One of the most serious limitations of current implementation of PollingDuplex mechanism (one that allows server to talk to Silverlight applications in the browser) in Silverlight 3 is its lack of support for multiple backends. In other words, if your environment includes multiple machines or does not provide intelligent routing of messages from one client to only one server in the backend cluster, your otherwise perfect Silverlight applications utilizing PollingDuplex binding will simply not work - clients will poll servers that have no record of them and the duplex channel will simply fail.
This limitation, combined with Azure load balancer's lack of session "stickiness", renders the only backend to frontend communication mechanism in Silverlight 3 unusable there - as soon as you start taking advantage of Azure scalability and provision two or more web roles, your Silverlight applications based on PollingDuplex binding will start to fail.
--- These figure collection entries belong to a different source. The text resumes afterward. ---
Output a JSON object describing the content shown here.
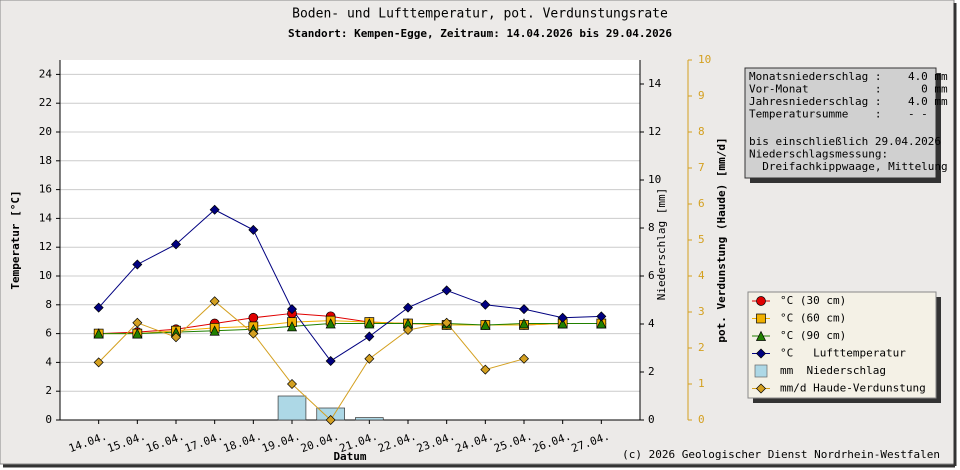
{
  "chart_data": {
    "type": "line",
    "title": "Boden- und Lufttemperatur, pot. Verdunstungsrate",
    "subtitle": "Standort: Kempen-Egge, Zeitraum: 14.04.2026 bis 29.04.2026",
    "x_label": "Datum",
    "y_label": "Temperatur [°C]",
    "y2_label": "Niederschlag [mm]",
    "y3_label": "pot. Verdunstung (Haude) [mm/d]",
    "categories": [
      "14.04.",
      "15.04.",
      "16.04.",
      "17.04.",
      "18.04.",
      "19.04.",
      "20.04.",
      "21.04.",
      "22.04.",
      "23.04.",
      "24.04.",
      "25.04.",
      "26.04.",
      "27.04."
    ],
    "ylim": [
      0,
      25
    ],
    "yticks": [
      0,
      2,
      4,
      6,
      8,
      10,
      12,
      14,
      16,
      18,
      20,
      22,
      24
    ],
    "y2lim": [
      0,
      15
    ],
    "y2ticks": [
      0,
      2,
      4,
      6,
      8,
      10,
      12,
      14
    ],
    "y3lim": [
      0,
      10
    ],
    "y3ticks": [
      0,
      1,
      2,
      3,
      4,
      5,
      6,
      7,
      8,
      9,
      10
    ],
    "y3color": "#d4a020",
    "grid": true,
    "series": [
      {
        "name": "°C (30 cm)",
        "type": "line",
        "marker": "circle",
        "color": "#e00000",
        "axis": "y",
        "values": [
          6.0,
          6.1,
          6.3,
          6.7,
          7.1,
          7.4,
          7.2,
          6.8,
          6.7,
          6.6,
          6.6,
          6.6,
          6.7,
          6.7
        ]
      },
      {
        "name": "°C (60 cm)",
        "type": "line",
        "marker": "square",
        "color": "#f0b000",
        "axis": "y",
        "values": [
          6.0,
          6.0,
          6.2,
          6.4,
          6.5,
          6.8,
          6.9,
          6.8,
          6.7,
          6.6,
          6.6,
          6.6,
          6.7,
          6.7
        ]
      },
      {
        "name": "°C (90 cm)",
        "type": "line",
        "marker": "triangle",
        "color": "#208000",
        "axis": "y",
        "values": [
          6.0,
          6.0,
          6.1,
          6.2,
          6.3,
          6.5,
          6.7,
          6.7,
          6.7,
          6.7,
          6.6,
          6.7,
          6.7,
          6.7
        ]
      },
      {
        "name": "°C   Lufttemperatur",
        "type": "line",
        "marker": "diamond",
        "color": "#000080",
        "axis": "y",
        "values": [
          7.8,
          10.8,
          12.2,
          14.6,
          13.2,
          7.7,
          4.1,
          5.8,
          7.8,
          9.0,
          8.0,
          7.7,
          7.1,
          7.2
        ]
      },
      {
        "name": "mm  Niederschlag",
        "type": "bar",
        "marker": "box",
        "color": "#add8e6",
        "axis": "y2",
        "values": [
          null,
          null,
          null,
          null,
          null,
          1.0,
          0.5,
          0.1,
          null,
          null,
          null,
          null,
          null,
          null
        ]
      },
      {
        "name": "mm/d Haude-Verdunstung",
        "type": "line",
        "marker": "diamond",
        "color": "#d4a020",
        "axis": "y3",
        "values": [
          1.6,
          2.7,
          2.3,
          3.3,
          2.4,
          1.0,
          0.0,
          1.7,
          2.5,
          2.7,
          1.4,
          1.7,
          null,
          null
        ]
      }
    ]
  },
  "info_box": [
    "Monatsniederschlag :    4.0 mm",
    "Vor-Monat          :      0 mm",
    "Jahresniederschlag :    4.0 mm",
    "Temperatursumme    :    - -",
    "bis einschließlich 29.04.2026",
    "Niederschlagsmessung:",
    "  Dreifachkippwaage, Mittelung"
  ],
  "footer": "(c) 2026 Geologischer Dienst Nordrhein-Westfalen"
}
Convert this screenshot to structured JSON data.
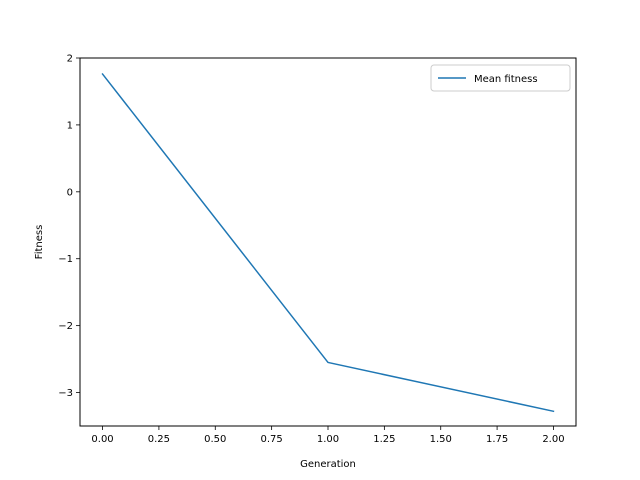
{
  "chart_data": {
    "type": "line",
    "title": "",
    "xlabel": "Generation",
    "ylabel": "Fitness",
    "xlim": [
      -0.1,
      2.1
    ],
    "ylim": [
      -3.5,
      2.0
    ],
    "xticks": [
      0.0,
      0.25,
      0.5,
      0.75,
      1.0,
      1.25,
      1.5,
      1.75,
      2.0
    ],
    "xtick_labels": [
      "0.00",
      "0.25",
      "0.50",
      "0.75",
      "1.00",
      "1.25",
      "1.50",
      "1.75",
      "2.00"
    ],
    "yticks": [
      -3,
      -2,
      -1,
      0,
      1,
      2
    ],
    "ytick_labels": [
      "−3",
      "−2",
      "−1",
      "0",
      "1",
      "2"
    ],
    "grid": false,
    "legend_position": "top-right",
    "series": [
      {
        "name": "Mean fitness",
        "color": "#1f77b4",
        "x": [
          0,
          1,
          2
        ],
        "y": [
          1.76,
          -2.55,
          -3.28
        ]
      }
    ]
  }
}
The bad news is there is no easy solution to this - PollingDuplex server-side library in SL3 keeps client sessions in memory and doesn't allow these sessions to be shared among other instances or machines.
The good news is it's really not that hard to implement distibuted flavor of Long Polling pattern, which is utilized by SL3. Here's my solution:
1. Login / Silverlight XAP download
2. Client establishes communication w/ Duplex Service by sending a “connect” request over basicHttp
3. Duplex Service registers client by creating its GUID and corresponding queue for that GUID in AQS and returns this GUID to the client in HTTP response
4. Client remembers the GUID and considers itself connected
5. Client sends a long poll request to server with GUID in it, web role waits for requested timeout period and sends empty response. Connection with web role ends.
6. Web role puts messages from client into the outbound queue (one per app) in response to custom operation call from the client
7. Worker role’s timer picks up messages one by one from outbound queue and routes to external destinations based on config/payload
8. Worker role receives a message from external source, extracts client GUID from config/payload and routes message to specific inbound queue
9. Web role’s timer picks up messages and immediately passes it to accessor on Duplex Service
10. Duplex Service sends message in response on open connection with client. Connection with web role ends.
I have modified Silverlight Chat sample to follow this behavior and you can find it here.
The only thing you need for it is an active Azure account. Insert account name/key for storage (only queues are used) to web.config (used by web roles) and ServiceConfiguration.cscfg (used by worker roles), set the number of web roles you want and launch it along with two or more browsers pointing to SilverlightClientTestPage.html. Let me know if you have any feedback on it – it might be very useful for future Silverlight communication stack functionality planning.
Seems like a great approach but there is a transaction cost of 1/10000 cent for each queue poll operation. Most duplex communications try to simulate real-time responses -- this would mean constant polling of the queue (i.e. every 25 ms). Taking this approach and scaling it out (which is what anyone using Azure intends to do, right?) would cause cost to scale unfavorably.
I don't understand why the Azure team doesn't add session stickiness to the load balancer or provide a mechanism for clients to address roles without the load balancer. Without this capability, the example you provide above is very difficult for applications such as real-time streaming stock quotes, massively multiplayer games, and chat rooms.
Your concern is valid in near-real time mission-critical applications. Session stickiness is tough to build into the cloud LB as it would put an unusually high burden on to otherwise very elastic and stateless infrastructure where every node can be brought down at any moment without sacrificing the overall availability. I doubt it will be implemented in Azure any time soon.
Something else to consider here - using Bloom filters and something like memcached and Velocity relying on inter-node communication. Let me just say it has been done in a very scalable fashion without spending too much on transaction costs.